Jules second : et toi Monte le drille ! (1756.) (Voltaire.)

 

Del Monte devint pape sous le nom de Jules III. (G.A.)

 

19 – La fameuse Gabrielle d’Estrées, duchesse de Beaufort. (1762.) (Voltaire.)

 

20 – Variante :

 

Que par vingt ans de travaux et d’exploits.
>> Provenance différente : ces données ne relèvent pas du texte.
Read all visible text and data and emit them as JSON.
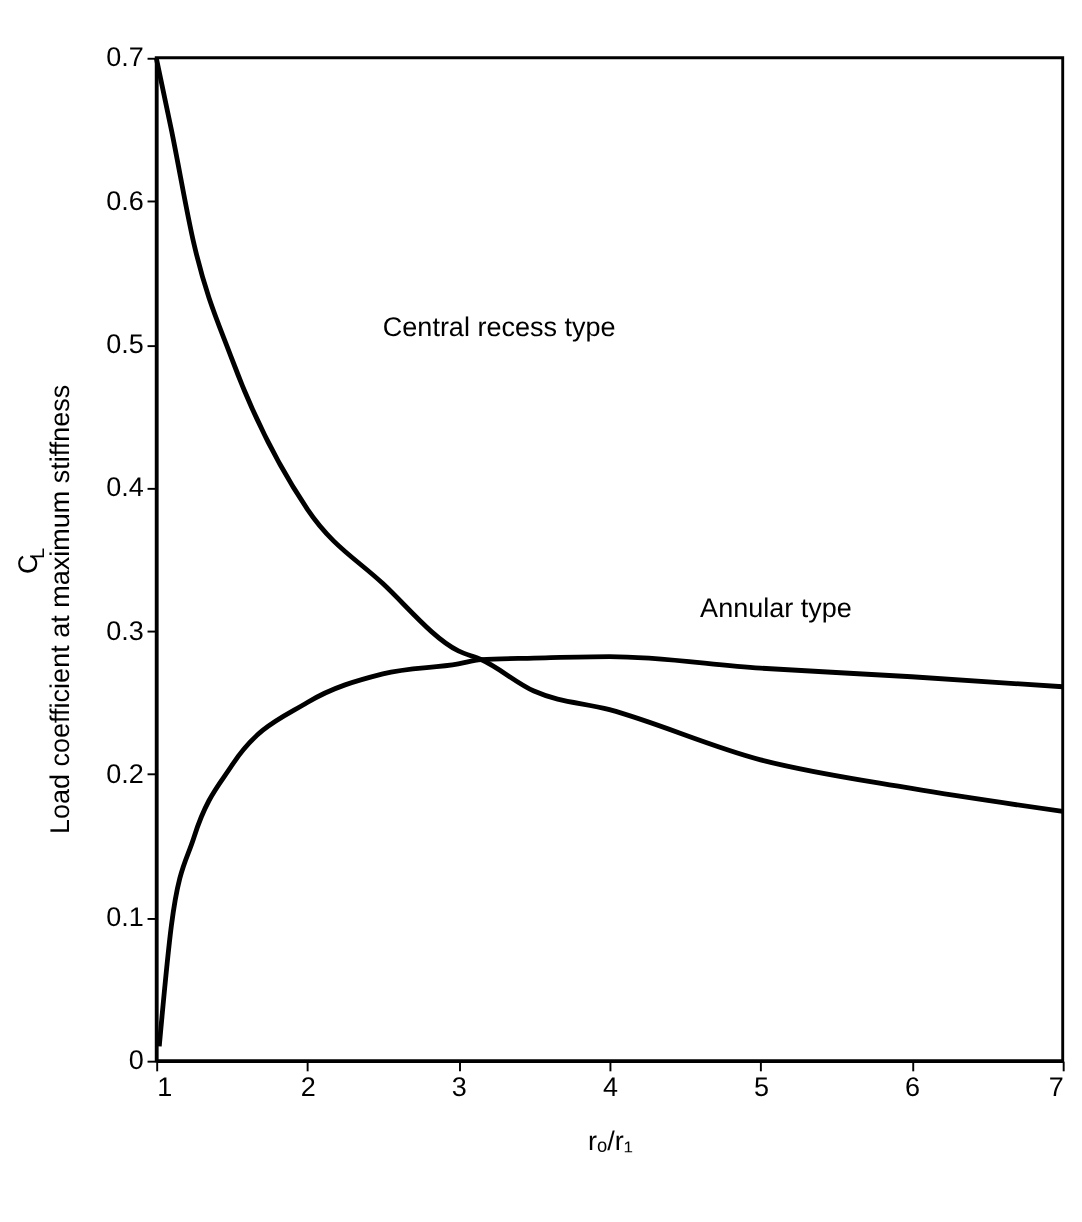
{
  "chart_data": {
    "type": "line",
    "xlabel": "rₒ/r₁",
    "ylabel": "C$_{L}$\nLoad coefficient at maximum stiffness",
    "xlim": [
      1,
      7
    ],
    "xticks": [
      1,
      2,
      3,
      4,
      5,
      6,
      7
    ],
    "ylim": [
      0,
      0.7
    ],
    "yticks": [
      0,
      0.1,
      0.2,
      0.3,
      0.4,
      0.5,
      0.6,
      0.7
    ],
    "grid": false,
    "marker": "none",
    "line_style": "solid",
    "series": [
      {
        "color": "#000000",
        "x": [
          1,
          1.1,
          1.25,
          1.5,
          2,
          2.5,
          3,
          3.15,
          3.5,
          4,
          5,
          6,
          7
        ],
        "values": [
          0.7,
          0.65,
          0.57,
          0.49,
          0.385,
          0.333,
          0.286,
          0.28,
          0.258,
          0.245,
          0.21,
          0.19,
          0.174
        ]
      },
      {
        "color": "#000000",
        "x": [
          1.02,
          1.1,
          1.25,
          1.5,
          2,
          2.5,
          3,
          3.15,
          3.5,
          4,
          5,
          6,
          7
        ],
        "values": [
          0.01,
          0.094,
          0.156,
          0.206,
          0.25,
          0.27,
          0.277,
          0.28,
          0.281,
          0.282,
          0.274,
          0.268,
          0.261
        ]
      }
    ],
    "annotations": [
      "Central recess type",
      "Annular type"
    ]
  }
}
Le moine vit des doges de Venise,

Et ces grands ducs, fiers oppresseurs de Pise,

Avec les boucs partageant leurs plaisirs ;

Mais les laissant à leurs puants désirs. (1756.) (G.A.)

 

21 – Celle qui depuis fut la connétable Colonne. (1762. (Voltaire.)

 

22 – Nous avons rejeté à la fin du poème la longue variante qui part d’ici. (G.A.)

 

 

23 – Duchesse de Berry. (G.A.)

 

24 – Madame de Châteauroux. Voyez la variante à la fin du poème. (G.A.)

 

25 – On portait autrefois des hauts-de-chausses attachés avec une aiguillette ; et on disait d’un homme qui n’avait pu s’acquitter de son devoir que son aiguillette était nouée. Les sorciers ont de tout temps passé pour avoir le pouvoir d’empêcher la consommation du mariage ; cela s’appelait nouer l’aiguillette. La mode des aiguillettes passa sous Louis XIV, quand on mit des boutons aux braguettes. (1762.) (Voltaire.)

 

26 – Ici se trouvaient six vers désavoués par Voltaire :

 

Chandos, suant, et soufflant comme un bœuf, etc. (G.A.)

 

27 – On trouvera à la fin du poème le chant de Corisandre que Voltaire supprima comme un hors-d’œuvre en 1762. (G.A.)